On a more important note though, Steve has shown me other more important blind spots in my life. I didn’t realize just how independent I was before I met him. I was used to being the one others relied on, came to for advice or help, and looked to fix, solve, or resolve things. Being the “go to” person for others has always been my role, and over the years, I’ve learned to silence my own needs, emotions, and ability to receive from others. When we started dating, Steve immediately picked up on this, and slowly but surely he has taught me that it’s ok to ask for help, to have wants and desires, and to be on the receiving end of blessings. He’s also given me a safe place to be vulnerable and to open up in ways I just never did before. As a result, I have learned so much about myself and have grown tremendously.

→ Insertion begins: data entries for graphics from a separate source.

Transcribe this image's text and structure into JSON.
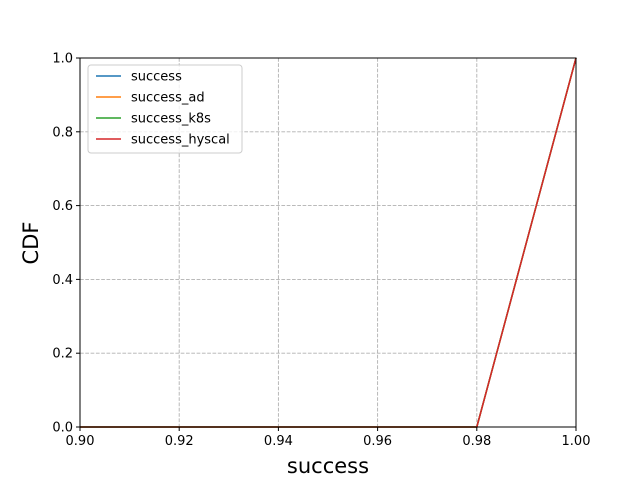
{
  "chart_data": {
    "type": "line",
    "title": "",
    "xlabel": "success",
    "ylabel": "CDF",
    "xlim": [
      0.9,
      1.0
    ],
    "ylim": [
      0.0,
      1.0
    ],
    "xticks": [
      "0.90",
      "0.92",
      "0.94",
      "0.96",
      "0.98",
      "1.00"
    ],
    "yticks": [
      "0.0",
      "0.2",
      "0.4",
      "0.6",
      "0.8",
      "1.0"
    ],
    "grid": true,
    "grid_style": "dashed",
    "legend_position": "upper-left",
    "series": [
      {
        "name": "success",
        "color": "#1f77b4",
        "x": [
          0.9,
          0.98,
          1.0
        ],
        "y": [
          0.0,
          0.0,
          1.0
        ]
      },
      {
        "name": "success_ad",
        "color": "#ff7f0e",
        "x": [
          0.9,
          0.98,
          1.0
        ],
        "y": [
          0.0,
          0.0,
          1.0
        ]
      },
      {
        "name": "success_k8s",
        "color": "#2ca02c",
        "x": [
          0.9,
          0.98,
          1.0
        ],
        "y": [
          0.0,
          0.0,
          1.0
        ]
      },
      {
        "name": "success_hyscal",
        "color": "#d62728",
        "x": [
          0.9,
          0.98,
          1.0
        ],
        "y": [
          0.0,
          0.0,
          1.0
        ]
      }
    ]
  }
}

Steve has also had a lot of similar experiences where I’ve been able to point out some of his blind spots. Now having the ability to see areas of growth he couldn’t before, together we have worked on and through them. It’s beautiful to see us grow as individuals because of our growth together.

Beyond Us

Being married also opens our eyes to the blind spots of those around us. Together we can identify the needs that exist in our families, friends, and community and then work as a team to do something about it. Together we can help each other identify our strengths, talents, and passions to make a difference in this world and pursue God’s plans and purpose for our lives. Whereas we might not have seen those areas of need or our ability to impact, our spouse can help point those out and encourage us to reach out in ways we never would have otherwise.

Perspective on Problems

Furthermore, when an issue arises whether it’s an individual, marital, or any other kind of problem, we’re able to come at it from two different directions. We combine our thoughts and perspectives to get a more thorough take on what’s happening and what can be done about it. It helps to tackle something when we see all the angles.

Granted our differing perspectives can sometimes cause a bit of dissonance at first, but when we’re willing to actually put our heads together, we are much better off. Together we can see all the layers and angles to the problem as well as their potential solutions. Two people can usually brainstorm a lot more solutions than just one person can, and then collectively you can put your heads together to execute the right plan of attack for the problem.

Having a spouse is like opening both eyes up. You can see things so much more clearly. Suddenly there are dimensions and layers visible to ourselves and the world that were previously hidden. Our spouse helps compensate for our blind spots, and together, we are stronger, wiser, and all around better for it. Together we can see the complete, bigger picture like two eyes wide open.